32 Weeks

I am now going to see the baby doctor twice a week for non-stress tests.  This is when they strap a couple monitors to your belly to measure the frequency of the baby’s movements and the strength of her heartbeat to make sure that she is still healthy and active.  Non-stress tests and check-ups twice a week for the rest of my pregnancy.  It’s getting serious now.




They want to keep me closely monitored because with gestational diabetes (especially if you have to take medication like I do) there is a higher risk of still birth during delivery and a higher risk of the baby dying during the night when I’m sleeping.  This is very stressful.  When I get up in the middle of the night to go pee, I can’t fall back asleep until I know she is still moving around in my belly.

The doctor said they would probably want to induce me at 39 weeks.  So now my due date may very well be April 21st.  With gestational diabetes, the placenta can deteriorate quicker which means that the baby may lack in the nutrients she needs when I’m closer to 40 weeks.  This, and the fact that still birth is a concern… is why they suggest being induced at 39 weeks if I don’t go into labor on my own.  So…. another long a strenuous labor and delivery for me if I’m induced :(  I was induced with Faith at 42 weeks and it took me 31 hours of labor to finally get her out.  Induction always makes labor longer and harder.   If there are any complications during labor… most likely I will have to have a c-section.  I could refuse to be induced at 39 weeks and just wait the full 40, especially if my blood sugars are stable, and blood pressure stable, etc.  But, I would be afraid to tell them no.  If anything bad happens during my 40th week, I would never forgive myself.

I have so much to think about and can’t help but worry.  A high risk pregnancy, and the fact that I will probably have to deliver her 2 or 3 weeks before the semester is finished is just making me feel so much pressure to try and be prepared for everything in time.  My teacher and some students say,  “Just bring her in to class!”   I’m not going to bring a 1-week old to school, full of germs.  Sorry, no.  And I will be recovering from birth (Hey, I’m 40 years old) and may be recovering from a possible c-section… so I know I don’t want to continue going to class after I deliver.  Accommodations should be made for me to finish the rest of the semester online so I can still get credit for my remaining assignments.  There’s just a lot to think about.

I’ve lost more weight.  I’m now 151 lbs.  I was 155 before pregnancy.  The baby is strong and healthy though, so I trust my body is doing what it needs to do for the health of the baby and myself.

The low-carb, high protein diet is a lot of work.  Measuring out food, counting carbs, making sure to take in adequate protein, etc.  This is an example of what I do with each meal everyday…

For breakfast:

Strawberries – 30 grams – 2 carbs

Cream cheese – 31 grams – 2 carbs

Half English muffin (whole wheat) – 11 carbs

Total carbs – 15


I am suppose to have about 45 grams of carbs per meal but I’ve learned that I can’t usually go over 20-25 carbs per meal without going above the 120 blood glucose limit.  So my diet is even more strict than it should be, but it’s better than upping the medication.
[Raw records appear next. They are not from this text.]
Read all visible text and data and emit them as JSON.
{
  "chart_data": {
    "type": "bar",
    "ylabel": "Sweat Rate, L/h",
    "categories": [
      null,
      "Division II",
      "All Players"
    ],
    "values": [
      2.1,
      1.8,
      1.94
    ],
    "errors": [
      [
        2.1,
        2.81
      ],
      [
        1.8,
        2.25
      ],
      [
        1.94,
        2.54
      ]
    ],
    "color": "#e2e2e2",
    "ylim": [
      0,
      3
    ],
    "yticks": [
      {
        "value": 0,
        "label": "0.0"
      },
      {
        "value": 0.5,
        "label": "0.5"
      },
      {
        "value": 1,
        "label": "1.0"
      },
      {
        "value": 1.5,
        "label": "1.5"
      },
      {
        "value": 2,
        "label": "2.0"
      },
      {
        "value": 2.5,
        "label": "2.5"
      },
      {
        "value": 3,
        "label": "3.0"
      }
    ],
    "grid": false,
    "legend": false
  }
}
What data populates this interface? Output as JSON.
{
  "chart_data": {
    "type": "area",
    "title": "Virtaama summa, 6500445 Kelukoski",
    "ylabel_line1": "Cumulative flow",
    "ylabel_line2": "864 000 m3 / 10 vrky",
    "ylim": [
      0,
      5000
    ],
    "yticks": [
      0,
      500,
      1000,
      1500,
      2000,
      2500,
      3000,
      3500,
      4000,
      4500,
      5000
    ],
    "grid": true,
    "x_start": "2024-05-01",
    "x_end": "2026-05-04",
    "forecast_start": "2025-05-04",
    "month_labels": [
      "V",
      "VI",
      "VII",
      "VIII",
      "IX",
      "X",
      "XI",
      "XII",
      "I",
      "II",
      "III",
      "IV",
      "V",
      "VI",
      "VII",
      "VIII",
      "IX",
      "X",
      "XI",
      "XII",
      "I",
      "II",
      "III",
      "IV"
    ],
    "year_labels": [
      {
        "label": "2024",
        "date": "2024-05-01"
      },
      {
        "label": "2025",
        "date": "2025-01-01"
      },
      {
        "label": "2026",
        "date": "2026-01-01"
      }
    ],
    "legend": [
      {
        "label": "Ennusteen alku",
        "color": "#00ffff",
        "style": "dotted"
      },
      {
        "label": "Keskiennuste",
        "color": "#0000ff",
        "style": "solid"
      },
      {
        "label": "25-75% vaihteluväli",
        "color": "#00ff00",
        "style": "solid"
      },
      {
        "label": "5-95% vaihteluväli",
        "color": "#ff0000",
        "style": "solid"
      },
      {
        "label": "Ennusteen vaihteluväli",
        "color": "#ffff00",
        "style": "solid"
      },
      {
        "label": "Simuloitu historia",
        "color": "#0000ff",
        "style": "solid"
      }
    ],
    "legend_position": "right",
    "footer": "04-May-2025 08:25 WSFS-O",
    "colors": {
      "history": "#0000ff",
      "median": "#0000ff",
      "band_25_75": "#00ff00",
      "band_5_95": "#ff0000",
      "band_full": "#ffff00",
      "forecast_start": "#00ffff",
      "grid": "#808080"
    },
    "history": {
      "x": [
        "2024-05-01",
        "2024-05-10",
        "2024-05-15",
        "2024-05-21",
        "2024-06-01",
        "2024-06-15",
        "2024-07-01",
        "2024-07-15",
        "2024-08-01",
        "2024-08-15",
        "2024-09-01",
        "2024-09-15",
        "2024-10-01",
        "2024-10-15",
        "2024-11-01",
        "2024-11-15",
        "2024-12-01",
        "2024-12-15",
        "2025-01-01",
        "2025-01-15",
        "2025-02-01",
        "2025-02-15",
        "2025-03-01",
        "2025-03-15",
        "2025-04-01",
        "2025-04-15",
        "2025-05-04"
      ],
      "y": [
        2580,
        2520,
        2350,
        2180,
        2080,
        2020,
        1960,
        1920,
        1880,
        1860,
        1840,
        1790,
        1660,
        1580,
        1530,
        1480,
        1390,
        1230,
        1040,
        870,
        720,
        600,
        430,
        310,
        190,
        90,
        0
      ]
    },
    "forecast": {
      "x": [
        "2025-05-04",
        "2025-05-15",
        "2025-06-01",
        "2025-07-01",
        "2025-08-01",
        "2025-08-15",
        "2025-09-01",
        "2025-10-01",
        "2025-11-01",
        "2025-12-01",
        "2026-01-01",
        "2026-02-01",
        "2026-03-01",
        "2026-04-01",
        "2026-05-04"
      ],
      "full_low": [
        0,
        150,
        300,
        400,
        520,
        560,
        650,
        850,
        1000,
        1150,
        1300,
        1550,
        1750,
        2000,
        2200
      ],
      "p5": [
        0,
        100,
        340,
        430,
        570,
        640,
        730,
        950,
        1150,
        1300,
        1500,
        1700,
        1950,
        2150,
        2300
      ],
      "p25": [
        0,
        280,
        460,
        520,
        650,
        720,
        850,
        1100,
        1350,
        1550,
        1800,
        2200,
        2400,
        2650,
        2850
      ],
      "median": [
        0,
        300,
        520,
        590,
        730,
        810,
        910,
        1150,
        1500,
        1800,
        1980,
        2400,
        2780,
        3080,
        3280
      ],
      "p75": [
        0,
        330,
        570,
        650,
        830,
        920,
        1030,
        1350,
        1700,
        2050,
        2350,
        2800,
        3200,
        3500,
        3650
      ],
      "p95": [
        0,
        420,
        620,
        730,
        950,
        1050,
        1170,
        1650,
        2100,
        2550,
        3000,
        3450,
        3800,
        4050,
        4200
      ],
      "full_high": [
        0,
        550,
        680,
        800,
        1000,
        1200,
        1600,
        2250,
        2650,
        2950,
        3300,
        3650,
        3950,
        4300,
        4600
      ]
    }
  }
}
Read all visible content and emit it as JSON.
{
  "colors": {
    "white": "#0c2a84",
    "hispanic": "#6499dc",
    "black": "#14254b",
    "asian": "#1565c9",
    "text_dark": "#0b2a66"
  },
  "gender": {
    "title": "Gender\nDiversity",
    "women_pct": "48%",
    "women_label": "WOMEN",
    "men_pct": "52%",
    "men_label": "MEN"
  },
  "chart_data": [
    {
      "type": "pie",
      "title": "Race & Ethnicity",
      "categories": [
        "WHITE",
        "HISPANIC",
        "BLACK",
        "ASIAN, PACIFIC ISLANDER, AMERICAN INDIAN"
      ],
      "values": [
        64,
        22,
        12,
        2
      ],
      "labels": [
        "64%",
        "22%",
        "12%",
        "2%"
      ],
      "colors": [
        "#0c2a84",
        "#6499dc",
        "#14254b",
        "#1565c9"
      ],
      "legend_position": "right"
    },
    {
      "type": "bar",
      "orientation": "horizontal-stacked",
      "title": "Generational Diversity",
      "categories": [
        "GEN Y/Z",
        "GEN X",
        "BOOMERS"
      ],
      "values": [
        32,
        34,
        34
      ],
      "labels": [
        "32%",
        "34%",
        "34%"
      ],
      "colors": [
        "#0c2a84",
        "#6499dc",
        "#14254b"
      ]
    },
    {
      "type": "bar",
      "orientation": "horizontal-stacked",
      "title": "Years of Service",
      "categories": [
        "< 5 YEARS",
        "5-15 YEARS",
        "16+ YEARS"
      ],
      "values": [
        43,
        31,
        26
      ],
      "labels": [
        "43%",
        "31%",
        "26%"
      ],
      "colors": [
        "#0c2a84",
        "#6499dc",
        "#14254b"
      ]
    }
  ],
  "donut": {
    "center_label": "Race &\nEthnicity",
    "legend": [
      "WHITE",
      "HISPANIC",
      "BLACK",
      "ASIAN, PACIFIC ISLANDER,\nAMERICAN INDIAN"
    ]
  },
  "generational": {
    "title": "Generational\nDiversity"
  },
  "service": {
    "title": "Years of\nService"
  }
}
Blood pressure and pulse are still very low and they are happy with that.  Maybe it’s from all the strawberries I’ve been eating.  I read that strawberries actually lower blood pressure! Strawberries, Blueberries May Ward Off High Blood PressureIt doesn’t spike my blood sugar.   I eat a couple with each meal, or sometimes for a snack.

My belly is still measuring exactly where it should be at 32 weeks so that’s a good sign that the baby is not yet overweight.  Also, if I’m induced early, the baby’s weight may be even less than what Faith weighed when born; 8 pounds.

32 weeks belly pic…



What baby looks like at 32 weeks…


By now, your baby weighs 3 3/4 pounds (about the size of a large jicama) and is about 16.7 inches long, taking up a lot of space in your uterus. You’re gaining about a pound a week and roughly half of that goes right to your baby. She’ll gain a third to half of her birth weight during the next 7 weeks as she fattens up for survival outside the womb. She now has toenails, fingernails, and real hair (or at least respectable peach fuzz). Her skin is becoming soft and smooth as she plumps up in preparation for birth.